Public transit vehicles, pedestrians and bicyclists share roads in urban, suburban and rural environments. Signalized intersections in urban areas represent complex shared spaces.
“Intersections are busy places, with passenger vehicles, trucks, buses, pedestrians and bicyclists all sharing space,” notes Texas A&M Transportation Institute (TTI) Executive Associate Director Katie Turnbull. “Transit stops are typically located near intersections, with boarding and alighting bus passengers joining other pedestrians crossing the streets. Bicyclists may also be transit riders, getting their bikes on and off buses, or traveling through intersections.”
Crashes involving transit vehicles, pedestrians and bicyclists are a concern in Texas and throughout the country. The 2013 National Transit Database reported 657 incidents 836 injuries and 6 fatalities involving transit vehicles, pedestrians and bicyclists in Texas. In addition to injuries and the tragic loss of life, these incidents have financial consequences. A 2017 pedestrian fatality in Seattle involving a bus making a right turn at an intersection resulted in a $7.7 million settlement.
“Making shared space safer for all users is the focus of the Texas Department of Transportation [TxDOT] Project 0-6875, Automated Vehicle/Connected Vehicle (AV/CV) Test Bed to Improve Transit, Bicycle, and Pedestrian Safety,” says Research Engineer Wade Odell, TxDOT’s manager on the project. “The safety of all road users, including pedestrians and bicyclists, is paramount to the department. This innovative research project examined using automated and connected vehicle technology to reduce and eliminate crashes involving buses, pedestrians and bicyclists.”
Turnbull and her research team held 25 meetings, four workshops and four roundtable forums in the first phase of the project to identify safety concerns when transit vehicles, bicyclists and pedestrians interact, and examined technologies to mitigate or eliminate those concerns. The research identified bus-turning movements at intersections as a safety risk for transit operators, pedestrians and bicyclists. In Phase 2 of the project, TTI researchers evaluated methods to warn pedestrians and bicyclists of turning buses at signalized intersections, and developed and pilot-tested a smart intersection using visual and audible alerts and a beta smartphone app. Researchers surveyed pedestrians at three intersections in Houston and conducted three focus groups with individuals using wheelchairs, transit riders with visual impairments, and individuals with hearing loss to gain further insights into preferred alert methods and messages.
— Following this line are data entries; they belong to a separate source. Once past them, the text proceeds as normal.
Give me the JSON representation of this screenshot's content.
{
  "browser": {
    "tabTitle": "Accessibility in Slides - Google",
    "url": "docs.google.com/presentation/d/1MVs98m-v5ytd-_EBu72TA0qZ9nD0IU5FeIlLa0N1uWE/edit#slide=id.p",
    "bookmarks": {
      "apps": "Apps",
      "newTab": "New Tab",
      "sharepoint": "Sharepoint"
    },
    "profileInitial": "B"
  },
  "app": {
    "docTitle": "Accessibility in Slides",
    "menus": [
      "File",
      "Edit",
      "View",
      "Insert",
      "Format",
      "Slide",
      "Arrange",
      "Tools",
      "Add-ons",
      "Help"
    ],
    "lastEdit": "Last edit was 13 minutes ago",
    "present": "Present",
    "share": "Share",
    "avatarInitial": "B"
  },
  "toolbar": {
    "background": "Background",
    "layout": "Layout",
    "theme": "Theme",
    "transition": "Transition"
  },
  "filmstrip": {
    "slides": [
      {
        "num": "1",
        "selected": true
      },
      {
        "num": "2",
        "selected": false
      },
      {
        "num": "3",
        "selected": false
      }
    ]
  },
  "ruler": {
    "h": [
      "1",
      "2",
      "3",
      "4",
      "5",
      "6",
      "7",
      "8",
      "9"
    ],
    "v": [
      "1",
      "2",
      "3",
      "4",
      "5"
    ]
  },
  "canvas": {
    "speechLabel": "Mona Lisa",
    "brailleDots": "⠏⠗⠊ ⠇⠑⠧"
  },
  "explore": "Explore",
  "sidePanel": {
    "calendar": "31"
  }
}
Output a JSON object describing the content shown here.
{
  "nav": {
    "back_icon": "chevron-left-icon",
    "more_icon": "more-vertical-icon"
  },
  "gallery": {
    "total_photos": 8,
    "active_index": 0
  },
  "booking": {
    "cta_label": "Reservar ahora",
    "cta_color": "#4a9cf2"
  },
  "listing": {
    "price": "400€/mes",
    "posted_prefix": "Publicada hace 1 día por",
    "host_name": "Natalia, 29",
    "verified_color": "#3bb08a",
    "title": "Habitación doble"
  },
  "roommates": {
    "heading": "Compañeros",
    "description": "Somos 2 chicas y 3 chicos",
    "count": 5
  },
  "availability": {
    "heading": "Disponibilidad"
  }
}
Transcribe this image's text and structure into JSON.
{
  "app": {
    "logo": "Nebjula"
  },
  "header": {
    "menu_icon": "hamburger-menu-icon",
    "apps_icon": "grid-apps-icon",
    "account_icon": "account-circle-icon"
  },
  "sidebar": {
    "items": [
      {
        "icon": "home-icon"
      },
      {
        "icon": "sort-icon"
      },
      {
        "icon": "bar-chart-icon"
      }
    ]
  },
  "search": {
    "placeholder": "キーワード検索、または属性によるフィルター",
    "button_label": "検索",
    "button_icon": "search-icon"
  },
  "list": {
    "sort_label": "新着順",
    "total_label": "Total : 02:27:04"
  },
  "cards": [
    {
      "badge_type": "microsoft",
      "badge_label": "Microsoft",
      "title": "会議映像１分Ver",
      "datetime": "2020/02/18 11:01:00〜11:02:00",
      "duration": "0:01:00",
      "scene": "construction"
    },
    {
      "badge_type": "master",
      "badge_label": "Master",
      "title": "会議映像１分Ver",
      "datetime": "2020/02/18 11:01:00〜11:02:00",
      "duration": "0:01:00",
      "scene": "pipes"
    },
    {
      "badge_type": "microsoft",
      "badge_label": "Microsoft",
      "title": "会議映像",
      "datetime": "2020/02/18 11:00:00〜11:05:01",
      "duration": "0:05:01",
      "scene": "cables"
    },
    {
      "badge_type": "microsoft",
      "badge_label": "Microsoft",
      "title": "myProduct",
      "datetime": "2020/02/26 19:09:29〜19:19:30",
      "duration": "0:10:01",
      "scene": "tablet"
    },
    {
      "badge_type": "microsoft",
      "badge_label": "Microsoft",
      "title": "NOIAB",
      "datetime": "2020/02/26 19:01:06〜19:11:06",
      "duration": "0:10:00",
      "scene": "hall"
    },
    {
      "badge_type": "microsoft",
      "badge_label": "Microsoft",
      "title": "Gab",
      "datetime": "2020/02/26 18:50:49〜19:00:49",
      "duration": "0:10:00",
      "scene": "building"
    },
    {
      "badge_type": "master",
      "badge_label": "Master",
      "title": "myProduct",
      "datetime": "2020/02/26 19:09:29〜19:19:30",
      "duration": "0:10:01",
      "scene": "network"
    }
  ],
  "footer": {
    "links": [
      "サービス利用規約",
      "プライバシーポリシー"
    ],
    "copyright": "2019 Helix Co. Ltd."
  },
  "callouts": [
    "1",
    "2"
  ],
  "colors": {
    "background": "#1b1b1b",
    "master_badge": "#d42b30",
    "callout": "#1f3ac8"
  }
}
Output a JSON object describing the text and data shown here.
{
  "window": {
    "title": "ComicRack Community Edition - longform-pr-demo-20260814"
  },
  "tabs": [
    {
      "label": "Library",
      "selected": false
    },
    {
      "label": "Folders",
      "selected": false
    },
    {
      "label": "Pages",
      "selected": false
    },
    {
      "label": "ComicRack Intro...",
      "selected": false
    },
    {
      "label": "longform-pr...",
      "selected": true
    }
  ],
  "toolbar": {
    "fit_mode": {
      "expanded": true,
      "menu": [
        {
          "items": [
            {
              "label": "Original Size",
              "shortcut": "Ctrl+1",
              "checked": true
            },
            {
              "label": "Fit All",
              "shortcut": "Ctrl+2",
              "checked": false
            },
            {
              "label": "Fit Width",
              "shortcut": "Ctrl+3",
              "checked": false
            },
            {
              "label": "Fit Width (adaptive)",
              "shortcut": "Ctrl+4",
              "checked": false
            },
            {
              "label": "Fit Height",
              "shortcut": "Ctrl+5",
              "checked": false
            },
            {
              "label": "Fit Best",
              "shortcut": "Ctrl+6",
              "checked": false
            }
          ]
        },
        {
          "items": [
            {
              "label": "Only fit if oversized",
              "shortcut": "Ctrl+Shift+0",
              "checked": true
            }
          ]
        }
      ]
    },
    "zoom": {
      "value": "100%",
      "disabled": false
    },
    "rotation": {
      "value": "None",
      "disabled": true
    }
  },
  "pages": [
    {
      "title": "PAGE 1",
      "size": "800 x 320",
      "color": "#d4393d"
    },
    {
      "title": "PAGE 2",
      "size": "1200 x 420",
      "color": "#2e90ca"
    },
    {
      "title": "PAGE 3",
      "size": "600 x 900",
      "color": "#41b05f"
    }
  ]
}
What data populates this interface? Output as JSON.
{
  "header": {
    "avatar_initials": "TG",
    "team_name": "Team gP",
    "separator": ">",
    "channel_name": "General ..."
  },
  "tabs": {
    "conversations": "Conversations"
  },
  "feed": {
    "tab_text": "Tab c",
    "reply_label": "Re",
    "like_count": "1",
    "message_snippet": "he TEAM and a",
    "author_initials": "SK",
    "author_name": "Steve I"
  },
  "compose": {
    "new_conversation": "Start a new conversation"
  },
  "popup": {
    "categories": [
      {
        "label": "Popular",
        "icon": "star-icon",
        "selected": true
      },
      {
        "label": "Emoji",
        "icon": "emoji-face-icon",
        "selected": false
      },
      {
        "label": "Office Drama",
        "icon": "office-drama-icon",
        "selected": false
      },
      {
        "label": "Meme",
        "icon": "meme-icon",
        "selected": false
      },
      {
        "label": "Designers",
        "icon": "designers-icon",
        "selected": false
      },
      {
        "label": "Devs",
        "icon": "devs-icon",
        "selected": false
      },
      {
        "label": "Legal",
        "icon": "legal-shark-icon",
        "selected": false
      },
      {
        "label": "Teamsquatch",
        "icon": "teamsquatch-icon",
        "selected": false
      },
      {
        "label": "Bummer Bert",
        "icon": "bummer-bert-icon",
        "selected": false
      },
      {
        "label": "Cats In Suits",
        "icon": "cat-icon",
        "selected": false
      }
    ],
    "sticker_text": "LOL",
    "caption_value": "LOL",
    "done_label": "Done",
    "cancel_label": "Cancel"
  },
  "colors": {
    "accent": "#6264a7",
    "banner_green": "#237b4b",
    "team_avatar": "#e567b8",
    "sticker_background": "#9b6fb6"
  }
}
TTI installed a state-of-the-art smart intersection at The Texas A&M University System’s RELLIS Campus to pilot-test the system. Econolite® — a private company that develops intelligent transportation system solutions — donated most of the signal control and detection equipment for the smart intersection. TTI supported construction of the intersection. The TxDOT project provided the first use of the smart intersection.
The application developed for the TxDOT project relies on a bus communicating with the traffic signal equipment using dedicated short-range communication, a radio frequency spectrum allocated by the Federal Communications Commission to support intelligent transportation systems. The smart intersection determines if the bus will be turning at the intersection based on information from a transportation management system and the bus route and schedule. Fisheye cameras and sensors allow the system to detect pedestrians and bicyclists waiting to cross at the intersection. A supplemental bus sign above the pedestrian signal is illuminated, and an audio “Caution, Bus Turning” message in English and Spanish is provided if pedestrians and bicyclists are detected. Researchers also developed and pilot-tested a beta version of a smartphone app.
“The development of the smart intersection represents an excellent example of public- and private-sector collaboration to address key transportation safety challenges,” says Turnbull. “The results from this project and the opportunities for ongoing research using the smart intersection will ensure that all road users benefit from AV/CV technology.”
The successful completion of the proof-of-concept test and a demonstration for the final roundtable forum on Oct. 23, 2018, wrapped up Phase 2 of the project. Participants at the roundtable forum also discussed potential Phase 3 deployment projects.